Haberin metnini okuduğumda ise Malatya'nın Ağustos ayı ile Temmuz ayı arasında gerçekleştirilen ihracat rakamlarının mukayesesi yapılıyordu.
Neymiş efendim, Ağustos ayında yapılan ihracat %15 artmış mış...
Behey aklına turp sıktığımın gazetecileri bu mudur, sizin gazeteciliğiniz?
Hangi mantık yürütmesiyle bu hükme vardın ey yayın kurulu "Ülkenin döviz yükü Malatya'nın sırtında!" mış öyle mi?
Bir de sıkılmadan ben de gazeteyim diyerek Malatyalıların karşısına çıkıyorsun..
Ey muhabirim, ey yazı işleri kurulu haberini önce defalarca oku başlığını öyle at...
Lider Malatya Gazetesi, henüz yolun başındayken çok titiz bir yayıncılık yap, aksi halde madara olur direk hurda kağıt muamelesi görürsün!
Belediyeler Halk ve Basın
Malatya, 6 Şubat Depremleriyle birlikte altından kalkılması çok ama çok ağır bir yıkım yaşadı.
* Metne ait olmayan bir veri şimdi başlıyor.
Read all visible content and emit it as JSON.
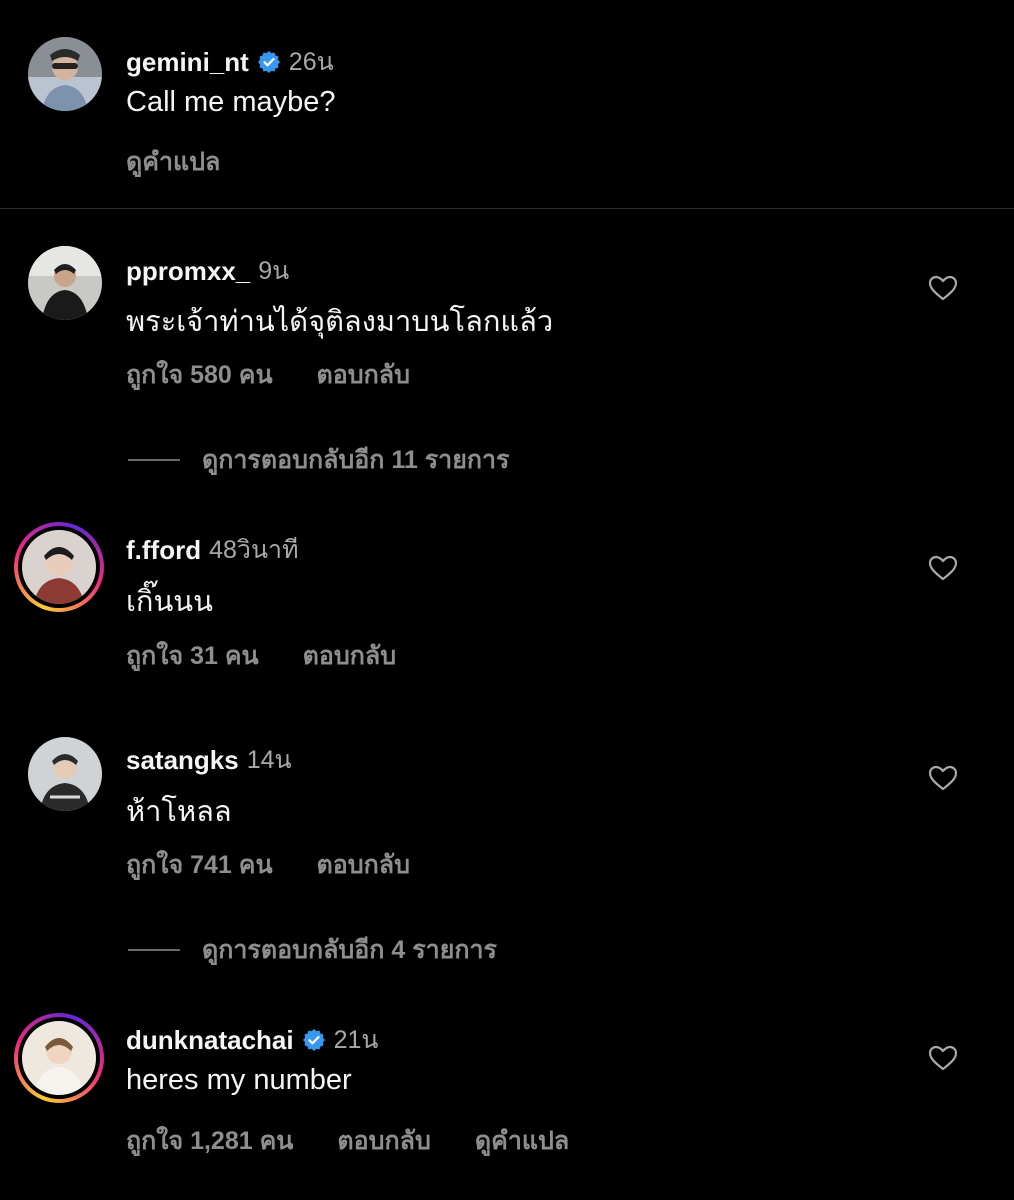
{
  "caption": {
    "username": "gemini_nt",
    "verified": true,
    "time": "26น",
    "text": "Call me maybe?",
    "see_translation": "ดูคำแปล"
  },
  "comments": [
    {
      "username": "ppromxx_",
      "verified": false,
      "story_ring": false,
      "time": "9น",
      "text": "พระเจ้าท่านได้จุติลงมาบนโลกแล้ว",
      "likes": "ถูกใจ 580 คน",
      "reply": "ตอบกลับ",
      "view_replies": "ดูการตอบกลับอีก 11 รายการ"
    },
    {
      "username": "f.fford",
      "verified": false,
      "story_ring": true,
      "time": "48วินาที",
      "text": "เกิ๊นนน",
      "likes": "ถูกใจ 31 คน",
      "reply": "ตอบกลับ"
    },
    {
      "username": "satangks",
      "verified": false,
      "story_ring": false,
      "time": "14น",
      "text": "ห้าโหลล",
      "likes": "ถูกใจ 741 คน",
      "reply": "ตอบกลับ",
      "view_replies": "ดูการตอบกลับอีก 4 รายการ"
    },
    {
      "username": "dunknatachai",
      "verified": true,
      "story_ring": true,
      "time": "21น",
      "text": "heres my number",
      "likes": "ถูกใจ 1,281 คน",
      "reply": "ตอบกลับ",
      "see_translation": "ดูคำแปล"
    }
  ],
  "colors": {
    "background": "#000000",
    "primary_text": "#f5f5f5",
    "secondary_text": "#8e8e8e",
    "verified_blue": "#3897f0"
  },
  "icons": {
    "verified": "verified-badge-icon",
    "like": "heart-outline-icon"
  }
}
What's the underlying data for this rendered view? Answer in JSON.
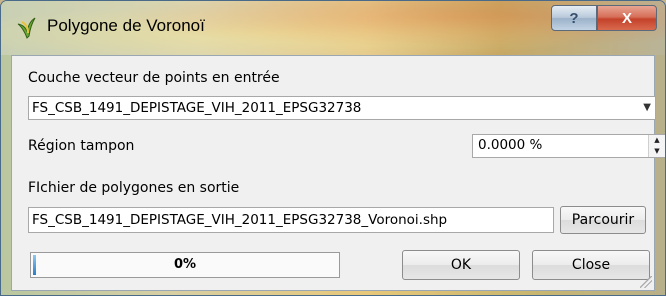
{
  "window": {
    "title": "Polygone de Voronoï",
    "help_label": "?",
    "close_label": "X"
  },
  "input_layer": {
    "label": "Couche vecteur de points en entrée",
    "selected": "FS_CSB_1491_DEPISTAGE_VIH_2011_EPSG32738"
  },
  "buffer": {
    "label": "Région tampon",
    "value": "0.0000 %"
  },
  "output_file": {
    "label": "FIchier de polygones en sortie",
    "value": "FS_CSB_1491_DEPISTAGE_VIH_2011_EPSG32738_Voronoi.shp",
    "browse_label": "Parcourir"
  },
  "progress": {
    "text": "0%",
    "value": 0
  },
  "buttons": {
    "ok_label": "OK",
    "close_label": "Close"
  }
}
Binlerce binası yıkıldı, onbinlercesi ağır, orta ve hafif olmak üzere hasar aldı.
Benim diyen devletlerin altından kalkamayacağı, 11 şehrimizi derinden etkileyen devasa bir alanda yaşanan bu felaketi ülke olarak aşmamız elbette kolay olmayacak. İnsanoğlunun olduğu yerde yanlışlar da vuku bulduğunda orada basın görevini eksiksiz bir şekilde yerine getirerek kamuoyunu bilgilendirmek ve yanlıştan dönülmesinin uyarısını yapacaktır.
Basınımızın haberlerinde sabır ve metanet bilincini sürekli göz önünde bulundurması, yönetilenler ve yöneticiler arasındaki karşılıklı anlayış yakınlaşmasını beraberinde getirmesi şehrimizin huzur ortamına büyük katkı sağlayacaktır.
Birlik, beraberlik ve herşeyden önemlisi metanet ve sabır, işlerimizi kolaylaştıran gündelik hayatın moral desteğidir.
Böylesi toplu yaşanan afet durumlarında fevri davranmamak büyük önem taşıyor.
Halk, tabiatı icabı hep talepkârdır ve daima yakınma, yetinmeme yanlısıdır.
Belediyelerimiz ise kelimenin tam anlamıyla onlar söylemese de bir enkaz devralmışlardır.
İşleri sanıldığı gibi değil, korkunç zordur...
Basının görevi bana göre, yanlışa yanlış demenin ötesinde yapılan hizmetleri de hakkaniyet çerçevesinde takdir edici haberlerle görmektir.
Basının bu tutumu, vatandaşın şehrine olan aidiyetini, sevgisini sağlarken, yöneticilerin ise çalışma azmini kamçılayacak ve takdir edilmenin iç huzurunu onlara yaşatacaktır.
Bütün bu saydığımız erdemli davranışları ortaya koymak hiç zor değil, sadece gönül işidir.